On March 25, the Supreme Court heard oral argument on the validity of the women’s preventive services mandate under the Affordable Care Act (ACA) in two companion cases, Sebelius v. Hobby Lobby Stores, Inc., 2013 U.S. LEXIS 8418, granting cert. from 723 F.3d 1114 (10th Cir. 2013), and Conestoga Wood Specialties Corp. v. Sebelius, 2013 U.S. LEXIS 8419 granting cert. from 724 F.3d 377 (3d Cir. 2013).

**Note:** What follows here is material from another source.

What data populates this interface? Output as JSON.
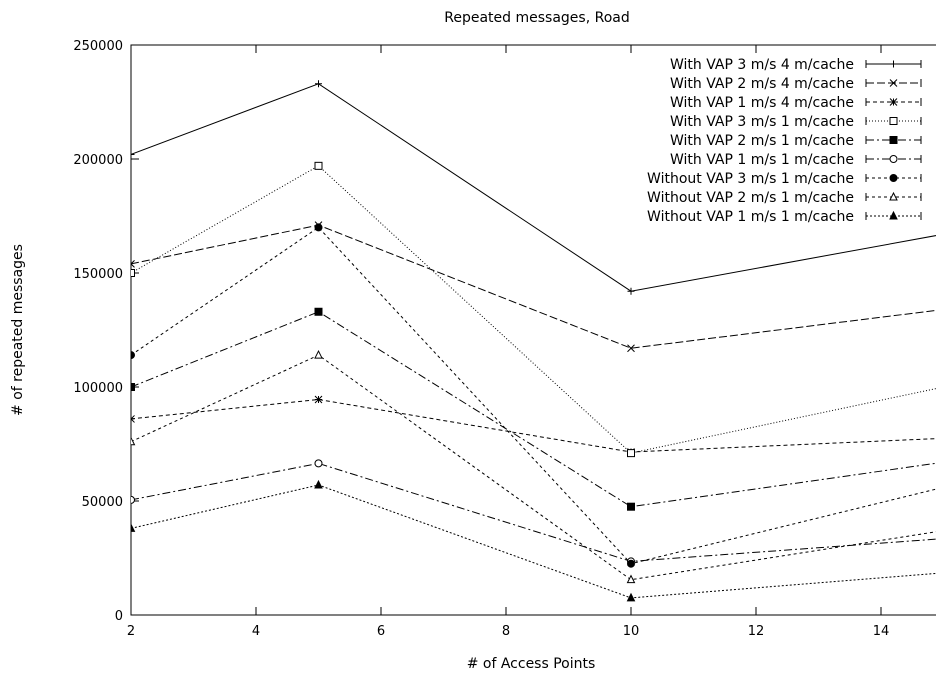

Also known as the “contraception mandate,” the provision requires health plans offered by employers with 50 or more employees to provide coverage for contraceptive drugs, devices and related counseling at no charge to employees. That issue was a big one for some religious employers when Obamacare was challenged in Congress, but that’s not the issue now. The Court is hearing cases on the constitutionality of the mandate as applied to for-profit, secular corporations whose owners object to providing contraceptive coverage on religious grounds.
The questions considered in the companion cases are:
- In Hobby Lobby: “Whether RFRA allows a for-profit corporation to deny its employees the health coverage of contraceptives to which the employees are otherwise entitled by federal law, based on the religious objections of the corporation’s owners.”
- In Conestoga Wood: “Whether the religious owners of a family business, or their closely-held, for-profit corporation, have free exercise rights that are violated by the application of the contraceptive-coverage Mandate of the ACA.”
Courts are split on whether a closely held corporation, either in its own right or through its owners, may exercise religion, as contemplated by the First Amendment’s free exercise clause. The questions asked by the Justices reflected a (not surprising) split in whether a for-profit business may even exercise religion.
In the Hobby Lobby Stores case, the Tenth Circuit held that two corporations and their owners would probably prevail on the argument that the mandate violates the Religious Freedom Restoration Act, (RFRA), because it require the corporations either to provide insurance coverage for contraceptives in violation of their religious beliefs or pay a fine. In the Conestoga Wood Specialties case (involving a Mennonite family’s woodworking business), however, the Third Circuit reached the opposite conclusion.
The RFRA provides that even by way of a neutral law of general applicability, the federal government cannot place a substantial burden on religious exercise unless the regulation serves a compelling government interest and is the least restrictive means of serving that interest. Justice Kagan, considering the employers’ challenge suggested that to interpret the RFRA as they desire would subject the entire U.S. Code to the “compelling governmental interest” standard.
Justice Scalia pushed Solicitor General Verrilli on whether any case has held that a for-profit enterprise cannot make a freedom of religion claim. Verrilli conceded that there is not, but said that recognizing an exemption from the contraceptive mandate here would “impose a burden on third parties or extinguish rights of third parties, employees or others, and that really can’t be what Congress was thinking about.”
A decision from the Court is expected before the end of its term in June.